Perspective from Alice C. Levine, MD

The novel molecules have a unique pharmacology that enables them to bind, antagonize and degrade the androgen receptor, along with mutants and splice variants, inhibiting the growth of aggressive prostate cancers that are unresponsive to other androgen pathway inhibitors, according to study background.

“These novel molecules are one of the first-in-class potent degraders of the androgen receptor,” Ramesh Narayanan, PhD, associate professor and director of the Center for Cancer Drug Discovery at the University of Tennessee Health Science Center, told Endocrine Today. “These could provide a novel mechanism to target advance prostate cancer that has become refractory to existing treatment options.”

Ramesh Narayanan
Ramesh Narayanan

Narayanan and colleagues developed a series of SARDs using a rationale-based drug discovery approach and preclinical models that included cells, xenografts and patient-derived samples. Compared with enzalutamide therapy, the researchers found that the SARDs antagonize the androgen receptor with an IC50 of ~50-250 nM vs. ~500 nM. The SARDs also degrade full-length androgen receptors in the high nanomolar range (100-500 nM) and variant androgen receptors between 1 and 5 µM. In addition, SARDs inhibit proliferation of full-length androgen receptors and androgen receptor splice variant-dependent PCa cells better than comparators, according to researchers.

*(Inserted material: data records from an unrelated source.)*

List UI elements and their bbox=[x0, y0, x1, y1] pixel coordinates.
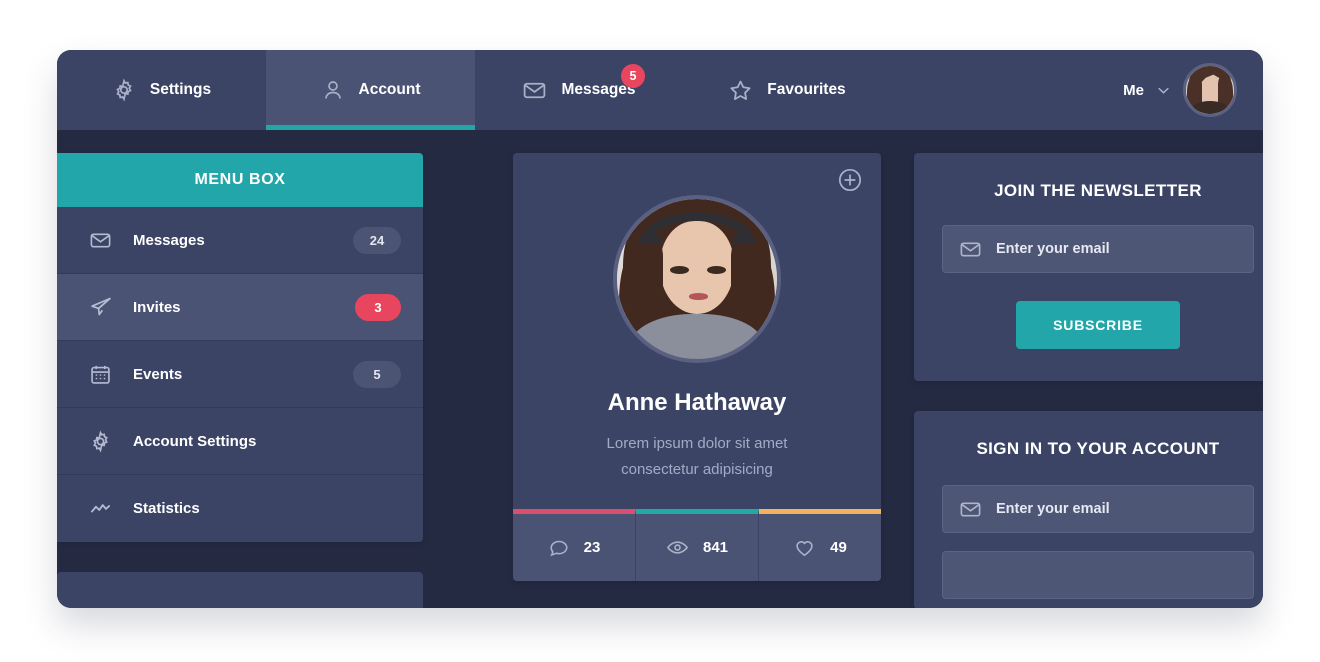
newsletter-title: JOIN THE NEWSLETTER bbox=[994, 181, 1202, 200]
chart-line-icon bbox=[89, 497, 119, 520]
calendar-icon bbox=[89, 363, 119, 386]
user-menu[interactable]: Me bbox=[1123, 50, 1263, 130]
sidebar-item-events-label: Events bbox=[133, 365, 183, 383]
user-icon bbox=[321, 78, 345, 102]
signin-title: SIGN IN TO YOUR ACCOUNT bbox=[976, 439, 1220, 458]
top-navigation: Settings Account Messages 5 Favourites M… bbox=[57, 50, 1263, 130]
gear-icon bbox=[89, 430, 119, 453]
sidebar-item-statistics[interactable]: Statistics bbox=[57, 475, 423, 542]
envelope-icon bbox=[959, 498, 982, 521]
stat-views-value: 841 bbox=[702, 539, 729, 556]
signin-email-placeholder: Enter your email bbox=[996, 501, 1110, 517]
newsletter-email-placeholder: Enter your email bbox=[996, 241, 1110, 257]
newsletter-panel: JOIN THE NEWSLETTER Enter your email SUB… bbox=[914, 153, 1263, 381]
screenshot-stage: Settings Account Messages 5 Favourites M… bbox=[0, 0, 1320, 662]
comment-icon bbox=[548, 537, 570, 559]
user-menu-label: Me bbox=[1123, 81, 1144, 99]
stat-comments[interactable]: 23 bbox=[513, 509, 636, 581]
avatar[interactable] bbox=[1183, 63, 1237, 117]
stat-views[interactable]: 841 bbox=[636, 509, 759, 581]
profile-bio-line-1: Lorem ipsum dolor sit amet bbox=[606, 435, 788, 452]
nav-messages-badge: 5 bbox=[621, 64, 645, 88]
stat-likes-value: 49 bbox=[830, 539, 847, 556]
newsletter-email-field[interactable]: Enter your email bbox=[942, 225, 1254, 273]
profile-bio-line-2: consectetur adipisicing bbox=[621, 461, 773, 478]
app-window: Settings Account Messages 5 Favourites M… bbox=[57, 50, 1263, 608]
plus-circle-icon[interactable] bbox=[837, 167, 863, 193]
profile-photo bbox=[613, 195, 781, 363]
sidebar-item-invites-label: Invites bbox=[133, 298, 181, 316]
right-column: JOIN THE NEWSLETTER Enter your email SUB… bbox=[914, 153, 1263, 608]
nav-tab-favourites-label: Favourites bbox=[767, 81, 846, 98]
sidebar-item-events[interactable]: Events 5 bbox=[57, 341, 423, 408]
sidebar-item-account-settings-label: Account Settings bbox=[133, 432, 257, 450]
sidebar-item-events-badge: 5 bbox=[353, 360, 401, 388]
heart-icon bbox=[793, 536, 816, 559]
menu-box-card: MENU BOX Messages 24 Invites 3 Events 5 … bbox=[57, 153, 423, 542]
sidebar-item-invites-badge: 3 bbox=[355, 293, 401, 321]
menu-box-header: MENU BOX bbox=[57, 153, 423, 207]
nav-tab-messages[interactable]: Messages 5 bbox=[475, 50, 683, 130]
chevron-down-icon bbox=[1156, 83, 1171, 98]
gear-icon bbox=[112, 78, 136, 102]
star-icon bbox=[728, 78, 753, 103]
envelope-icon bbox=[959, 238, 982, 261]
stat-likes[interactable]: 49 bbox=[759, 509, 881, 581]
content-area: MENU BOX Messages 24 Invites 3 Events 5 … bbox=[57, 130, 1263, 608]
signin-panel: SIGN IN TO YOUR ACCOUNT Enter your email bbox=[914, 411, 1263, 608]
nav-tab-favourites[interactable]: Favourites bbox=[683, 50, 891, 130]
sidebar-item-invites[interactable]: Invites 3 bbox=[57, 274, 423, 341]
sidebar-item-account-settings[interactable]: Account Settings bbox=[57, 408, 423, 475]
signin-email-field[interactable]: Enter your email bbox=[942, 485, 1254, 533]
stat-comments-value: 23 bbox=[583, 539, 601, 556]
nav-tab-settings-label: Settings bbox=[149, 81, 212, 98]
nav-tab-account[interactable]: Account bbox=[266, 50, 475, 130]
sidebar-item-messages-badge: 24 bbox=[353, 226, 401, 254]
left-column: MENU BOX Messages 24 Invites 3 Events 5 … bbox=[57, 153, 423, 608]
sidebar-item-statistics-label: Statistics bbox=[133, 500, 200, 517]
nav-tab-account-label: Account bbox=[358, 81, 421, 98]
nav-tab-settings[interactable]: Settings bbox=[57, 50, 266, 130]
sidebar-item-messages-label: Messages bbox=[133, 231, 205, 249]
profile-stats-row: 23 841 49 bbox=[513, 509, 881, 581]
signin-password-field[interactable] bbox=[942, 551, 1254, 599]
envelope-icon bbox=[89, 229, 119, 252]
envelope-icon bbox=[522, 78, 547, 103]
profile-card: Anne Hathaway Lorem ipsum dolor sit amet… bbox=[513, 153, 881, 581]
profile-name: Anne Hathaway bbox=[607, 389, 787, 416]
sidebar-item-messages[interactable]: Messages 24 bbox=[57, 207, 423, 274]
paper-plane-icon bbox=[89, 295, 119, 319]
left-secondary-card bbox=[57, 572, 423, 608]
middle-column: Anne Hathaway Lorem ipsum dolor sit amet… bbox=[513, 153, 881, 581]
profile-bio: Lorem ipsum dolor sit amet consectetur a… bbox=[513, 431, 881, 509]
subscribe-button[interactable]: SUBSCRIBE bbox=[1016, 301, 1180, 349]
eye-icon bbox=[666, 536, 689, 559]
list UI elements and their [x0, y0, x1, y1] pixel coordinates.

Researchers also found that the SARDs inhibited growth of LNCaP androgen-dependent prostate cancer xenograft, the 22RV1 CRPC xenograft and androgen receptor and androgen receptor splice variant-positive CRPC patient-derived xenografts.

In most cases, advanced prostate cancers that relapse from androgen receptor antagonists are treated with chemotherapy; however, for patients who do not respond to androgen receptors or who relapse, it is important to find new drugs that can provide targeted, sustained therapy, Narayanan said.

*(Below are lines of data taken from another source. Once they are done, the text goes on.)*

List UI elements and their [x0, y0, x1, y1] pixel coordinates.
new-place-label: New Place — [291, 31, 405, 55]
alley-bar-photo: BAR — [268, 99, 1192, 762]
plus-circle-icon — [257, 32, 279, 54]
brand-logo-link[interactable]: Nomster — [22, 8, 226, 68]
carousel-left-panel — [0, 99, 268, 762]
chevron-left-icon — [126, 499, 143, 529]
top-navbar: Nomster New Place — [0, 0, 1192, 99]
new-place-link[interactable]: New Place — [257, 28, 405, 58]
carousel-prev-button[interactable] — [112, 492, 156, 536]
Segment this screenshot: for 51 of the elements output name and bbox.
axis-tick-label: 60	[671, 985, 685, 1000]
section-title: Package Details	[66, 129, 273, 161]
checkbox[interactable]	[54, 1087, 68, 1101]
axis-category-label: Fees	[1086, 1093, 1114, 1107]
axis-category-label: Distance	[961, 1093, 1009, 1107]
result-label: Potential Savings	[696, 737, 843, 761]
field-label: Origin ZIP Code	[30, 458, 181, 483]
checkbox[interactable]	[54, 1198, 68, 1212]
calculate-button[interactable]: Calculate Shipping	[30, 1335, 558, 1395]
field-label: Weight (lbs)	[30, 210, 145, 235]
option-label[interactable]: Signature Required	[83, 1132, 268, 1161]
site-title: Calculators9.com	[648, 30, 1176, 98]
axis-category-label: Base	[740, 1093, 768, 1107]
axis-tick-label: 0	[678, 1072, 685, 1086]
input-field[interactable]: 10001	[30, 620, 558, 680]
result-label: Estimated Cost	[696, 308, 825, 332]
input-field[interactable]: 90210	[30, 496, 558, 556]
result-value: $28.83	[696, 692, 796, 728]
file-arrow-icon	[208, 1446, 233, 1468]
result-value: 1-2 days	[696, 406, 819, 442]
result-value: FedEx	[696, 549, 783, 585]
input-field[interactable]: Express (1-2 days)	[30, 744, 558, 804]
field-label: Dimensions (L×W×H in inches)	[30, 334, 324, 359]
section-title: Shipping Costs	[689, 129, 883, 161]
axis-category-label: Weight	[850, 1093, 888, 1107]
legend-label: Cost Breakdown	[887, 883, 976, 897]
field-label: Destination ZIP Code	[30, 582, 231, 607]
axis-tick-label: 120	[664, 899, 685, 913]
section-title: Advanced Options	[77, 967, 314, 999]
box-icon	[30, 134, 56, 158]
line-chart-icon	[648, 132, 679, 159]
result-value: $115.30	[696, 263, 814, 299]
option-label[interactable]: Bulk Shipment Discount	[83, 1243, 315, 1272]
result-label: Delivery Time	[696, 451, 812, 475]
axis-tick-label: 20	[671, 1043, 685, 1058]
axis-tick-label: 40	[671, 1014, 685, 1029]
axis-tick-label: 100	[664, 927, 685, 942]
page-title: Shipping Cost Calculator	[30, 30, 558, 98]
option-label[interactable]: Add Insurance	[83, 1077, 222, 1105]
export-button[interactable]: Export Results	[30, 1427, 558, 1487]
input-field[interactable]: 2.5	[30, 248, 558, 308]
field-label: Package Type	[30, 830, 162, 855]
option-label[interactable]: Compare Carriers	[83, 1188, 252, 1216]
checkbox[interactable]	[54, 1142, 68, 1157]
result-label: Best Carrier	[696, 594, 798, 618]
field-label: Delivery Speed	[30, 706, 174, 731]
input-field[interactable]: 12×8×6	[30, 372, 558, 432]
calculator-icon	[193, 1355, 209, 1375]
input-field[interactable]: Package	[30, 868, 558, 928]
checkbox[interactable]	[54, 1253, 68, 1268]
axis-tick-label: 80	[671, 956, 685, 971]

“If translated in the clinic, these molecules could be used to treat advanced prostate cancer that has become refractory to existing therapies,” Narayanan said in an interview. “Also, prostate cancers that express splice variants could be treated using these molecules.”

“Currently IND-enabling studies are ongoing,” Narayanan said. “If no toxicity is observed, these molecules will likely enter clinical trials by the end of 2017.” – by Regina Schaffer

Reference:

Narayanan, R, et al. OR25-1. Presented at: The Endocrine Society Annual Meeting; April 1-4, 2017; Orlando, Fla.

Disclosures: Narayanan reports consulting for GTx, Inc.